CAIRO (Reuters) – Demonstrators furious that Hosni Mubarak’s last prime minister made it into the run-off for Egypt’s presidential election set ablaze his campaign headquarters yesterday, witnesses said, underscoring the divisive outcome of the country’s historic vote.
Former air force commander Ahmed Shafiq, who has described Mubarak as a role model, will face the Muslim Brotherhood’s Mohamed Mursi in the run-off. It is a contest between the two most polarizing and controversial figures in the race.
A group of protesters broke into and vandalised Shafiq’s office in the residential district of Dokki before setting it ablaze, the state news agency reported. An official in the fire service confirmed the blaze had been extinguished without causing any casualties.

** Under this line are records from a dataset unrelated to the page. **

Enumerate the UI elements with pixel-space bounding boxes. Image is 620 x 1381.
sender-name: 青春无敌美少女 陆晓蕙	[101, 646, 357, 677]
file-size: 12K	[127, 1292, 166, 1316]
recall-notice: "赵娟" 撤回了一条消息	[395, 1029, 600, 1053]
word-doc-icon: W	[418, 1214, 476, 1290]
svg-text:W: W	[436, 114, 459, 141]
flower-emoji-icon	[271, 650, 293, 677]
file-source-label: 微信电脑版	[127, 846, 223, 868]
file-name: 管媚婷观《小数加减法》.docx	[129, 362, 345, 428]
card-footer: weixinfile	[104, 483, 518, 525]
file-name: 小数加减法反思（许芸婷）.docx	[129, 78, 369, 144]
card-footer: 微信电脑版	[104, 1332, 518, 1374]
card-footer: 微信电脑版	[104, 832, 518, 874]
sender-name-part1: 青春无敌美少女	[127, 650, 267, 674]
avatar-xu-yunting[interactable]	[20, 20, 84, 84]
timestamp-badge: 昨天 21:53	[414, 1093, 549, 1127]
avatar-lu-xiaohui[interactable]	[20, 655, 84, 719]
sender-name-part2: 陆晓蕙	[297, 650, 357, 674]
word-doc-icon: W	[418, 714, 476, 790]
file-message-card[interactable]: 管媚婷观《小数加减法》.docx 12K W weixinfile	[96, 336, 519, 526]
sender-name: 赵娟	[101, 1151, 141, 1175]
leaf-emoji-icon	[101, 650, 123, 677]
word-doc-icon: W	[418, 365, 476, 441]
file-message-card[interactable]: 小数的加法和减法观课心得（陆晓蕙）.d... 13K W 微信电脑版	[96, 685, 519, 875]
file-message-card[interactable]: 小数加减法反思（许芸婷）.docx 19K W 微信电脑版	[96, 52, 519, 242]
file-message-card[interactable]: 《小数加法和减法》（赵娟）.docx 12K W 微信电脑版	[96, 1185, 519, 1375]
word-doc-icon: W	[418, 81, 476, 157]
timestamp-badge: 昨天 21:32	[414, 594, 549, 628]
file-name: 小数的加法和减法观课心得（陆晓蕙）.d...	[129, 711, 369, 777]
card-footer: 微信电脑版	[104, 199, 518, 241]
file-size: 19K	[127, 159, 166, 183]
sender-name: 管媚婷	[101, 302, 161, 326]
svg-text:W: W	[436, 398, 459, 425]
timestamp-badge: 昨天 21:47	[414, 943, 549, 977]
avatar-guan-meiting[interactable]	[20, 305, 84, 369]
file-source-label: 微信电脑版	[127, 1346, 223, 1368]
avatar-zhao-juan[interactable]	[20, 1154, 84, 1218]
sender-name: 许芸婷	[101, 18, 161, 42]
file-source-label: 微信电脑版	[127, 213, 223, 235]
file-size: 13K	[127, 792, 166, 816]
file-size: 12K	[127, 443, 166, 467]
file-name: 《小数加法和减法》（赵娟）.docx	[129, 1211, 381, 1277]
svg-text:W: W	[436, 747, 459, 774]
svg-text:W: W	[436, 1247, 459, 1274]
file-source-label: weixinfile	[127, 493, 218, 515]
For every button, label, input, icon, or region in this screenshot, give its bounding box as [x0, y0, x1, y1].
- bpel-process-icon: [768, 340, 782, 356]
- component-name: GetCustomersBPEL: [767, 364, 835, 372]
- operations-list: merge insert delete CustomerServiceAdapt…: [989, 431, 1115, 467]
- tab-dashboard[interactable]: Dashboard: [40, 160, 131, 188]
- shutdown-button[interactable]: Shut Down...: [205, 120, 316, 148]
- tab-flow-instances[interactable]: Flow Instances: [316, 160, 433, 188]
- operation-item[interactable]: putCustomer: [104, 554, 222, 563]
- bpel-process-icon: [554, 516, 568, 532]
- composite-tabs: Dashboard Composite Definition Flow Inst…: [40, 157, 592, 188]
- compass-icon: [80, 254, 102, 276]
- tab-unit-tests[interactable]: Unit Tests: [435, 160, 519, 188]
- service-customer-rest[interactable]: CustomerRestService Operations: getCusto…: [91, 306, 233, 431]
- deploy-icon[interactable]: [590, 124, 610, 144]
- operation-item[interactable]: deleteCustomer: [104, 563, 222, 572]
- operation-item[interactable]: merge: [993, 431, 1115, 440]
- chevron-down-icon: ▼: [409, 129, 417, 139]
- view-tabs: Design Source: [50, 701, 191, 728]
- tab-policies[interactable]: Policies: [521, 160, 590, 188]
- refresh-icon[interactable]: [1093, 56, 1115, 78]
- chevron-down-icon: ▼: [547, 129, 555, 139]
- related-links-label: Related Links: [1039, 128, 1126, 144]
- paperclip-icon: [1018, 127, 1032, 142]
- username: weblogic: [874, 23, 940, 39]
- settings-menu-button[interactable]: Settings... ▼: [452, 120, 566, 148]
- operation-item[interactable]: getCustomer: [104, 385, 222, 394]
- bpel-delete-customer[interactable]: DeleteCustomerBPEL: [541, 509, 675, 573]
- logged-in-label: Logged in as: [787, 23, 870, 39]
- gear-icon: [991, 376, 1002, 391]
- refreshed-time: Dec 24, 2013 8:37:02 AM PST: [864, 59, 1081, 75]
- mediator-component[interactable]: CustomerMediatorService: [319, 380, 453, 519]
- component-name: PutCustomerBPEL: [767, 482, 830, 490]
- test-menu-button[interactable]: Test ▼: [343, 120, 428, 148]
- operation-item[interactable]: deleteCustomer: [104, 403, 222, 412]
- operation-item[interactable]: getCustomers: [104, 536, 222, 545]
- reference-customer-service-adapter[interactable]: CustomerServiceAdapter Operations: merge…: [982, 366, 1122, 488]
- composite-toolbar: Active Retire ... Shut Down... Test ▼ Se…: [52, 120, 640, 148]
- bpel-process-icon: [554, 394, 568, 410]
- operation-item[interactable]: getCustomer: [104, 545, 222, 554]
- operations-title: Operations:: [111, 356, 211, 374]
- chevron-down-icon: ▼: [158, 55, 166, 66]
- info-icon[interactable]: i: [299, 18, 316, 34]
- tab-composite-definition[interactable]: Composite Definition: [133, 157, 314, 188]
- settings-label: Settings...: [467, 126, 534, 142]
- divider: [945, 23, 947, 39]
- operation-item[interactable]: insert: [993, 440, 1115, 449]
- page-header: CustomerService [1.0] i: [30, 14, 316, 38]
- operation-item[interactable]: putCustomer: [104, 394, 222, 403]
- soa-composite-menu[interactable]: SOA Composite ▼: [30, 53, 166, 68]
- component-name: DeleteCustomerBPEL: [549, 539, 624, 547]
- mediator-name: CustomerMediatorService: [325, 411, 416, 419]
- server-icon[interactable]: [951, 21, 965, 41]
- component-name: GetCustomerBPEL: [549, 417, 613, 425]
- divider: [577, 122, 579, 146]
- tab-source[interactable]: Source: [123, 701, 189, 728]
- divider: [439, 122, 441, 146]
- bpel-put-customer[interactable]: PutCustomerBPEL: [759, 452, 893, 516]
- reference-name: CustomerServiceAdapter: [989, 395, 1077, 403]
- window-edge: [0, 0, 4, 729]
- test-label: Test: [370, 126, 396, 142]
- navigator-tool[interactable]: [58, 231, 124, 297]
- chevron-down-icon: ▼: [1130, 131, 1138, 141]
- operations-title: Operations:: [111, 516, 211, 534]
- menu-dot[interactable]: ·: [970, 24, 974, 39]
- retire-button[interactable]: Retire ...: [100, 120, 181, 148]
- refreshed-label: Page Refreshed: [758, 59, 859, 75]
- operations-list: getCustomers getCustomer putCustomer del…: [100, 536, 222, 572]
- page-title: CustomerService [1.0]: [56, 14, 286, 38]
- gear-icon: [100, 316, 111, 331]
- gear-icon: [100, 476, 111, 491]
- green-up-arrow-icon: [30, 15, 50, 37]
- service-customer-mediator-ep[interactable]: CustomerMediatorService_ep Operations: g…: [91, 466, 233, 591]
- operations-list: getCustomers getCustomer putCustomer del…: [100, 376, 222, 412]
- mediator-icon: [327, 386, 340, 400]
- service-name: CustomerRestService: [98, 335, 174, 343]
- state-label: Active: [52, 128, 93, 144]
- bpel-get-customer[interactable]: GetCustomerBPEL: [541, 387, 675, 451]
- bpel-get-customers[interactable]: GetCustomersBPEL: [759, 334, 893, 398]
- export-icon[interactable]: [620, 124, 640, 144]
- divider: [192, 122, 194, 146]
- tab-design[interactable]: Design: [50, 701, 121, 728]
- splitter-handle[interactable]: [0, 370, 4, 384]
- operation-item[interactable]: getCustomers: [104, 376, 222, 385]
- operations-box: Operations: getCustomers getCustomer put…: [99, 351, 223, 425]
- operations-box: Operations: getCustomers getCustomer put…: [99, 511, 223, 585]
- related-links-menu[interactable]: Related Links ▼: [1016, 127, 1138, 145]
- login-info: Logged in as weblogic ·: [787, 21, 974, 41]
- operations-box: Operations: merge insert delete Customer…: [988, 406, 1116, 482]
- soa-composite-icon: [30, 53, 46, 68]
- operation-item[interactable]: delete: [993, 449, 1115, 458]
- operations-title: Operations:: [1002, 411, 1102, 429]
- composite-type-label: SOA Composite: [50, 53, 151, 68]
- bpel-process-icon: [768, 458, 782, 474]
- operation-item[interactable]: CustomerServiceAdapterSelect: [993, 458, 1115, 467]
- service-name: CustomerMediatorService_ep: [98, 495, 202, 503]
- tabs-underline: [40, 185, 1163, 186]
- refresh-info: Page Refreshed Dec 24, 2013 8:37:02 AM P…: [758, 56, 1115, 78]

Several thousand protesters took to the streets across Egypt to demonstrate against the result of the election’s first round, which was officially announced yesterday.
Trouble flared in Cairo’s Tahrir Square when activists said unknown assailants attacked one such protest. Rocks flew in scenes reminiscent of other spasms of violence during a messy transition from military rule that is due to end when the military hands power to the new president on July 1.
Local media reported the protest had been attacked by unknown “thugs”, though the account could not be independently confirmed.
Many analysts had predicted that a Shafiq-Mursi run-off could trigger trouble. The vote marks a ballot box struggle between a symbol of the military-based autocracy of the last six decades and one of the Islamist movements it had oppressed.
The result is deeply disappointing to the activist movement that took to the streets on Jan. 25, 2011, triggering the mass uprising that toppled Mubarak. They had seen other candidates as more representative of their hopes for change.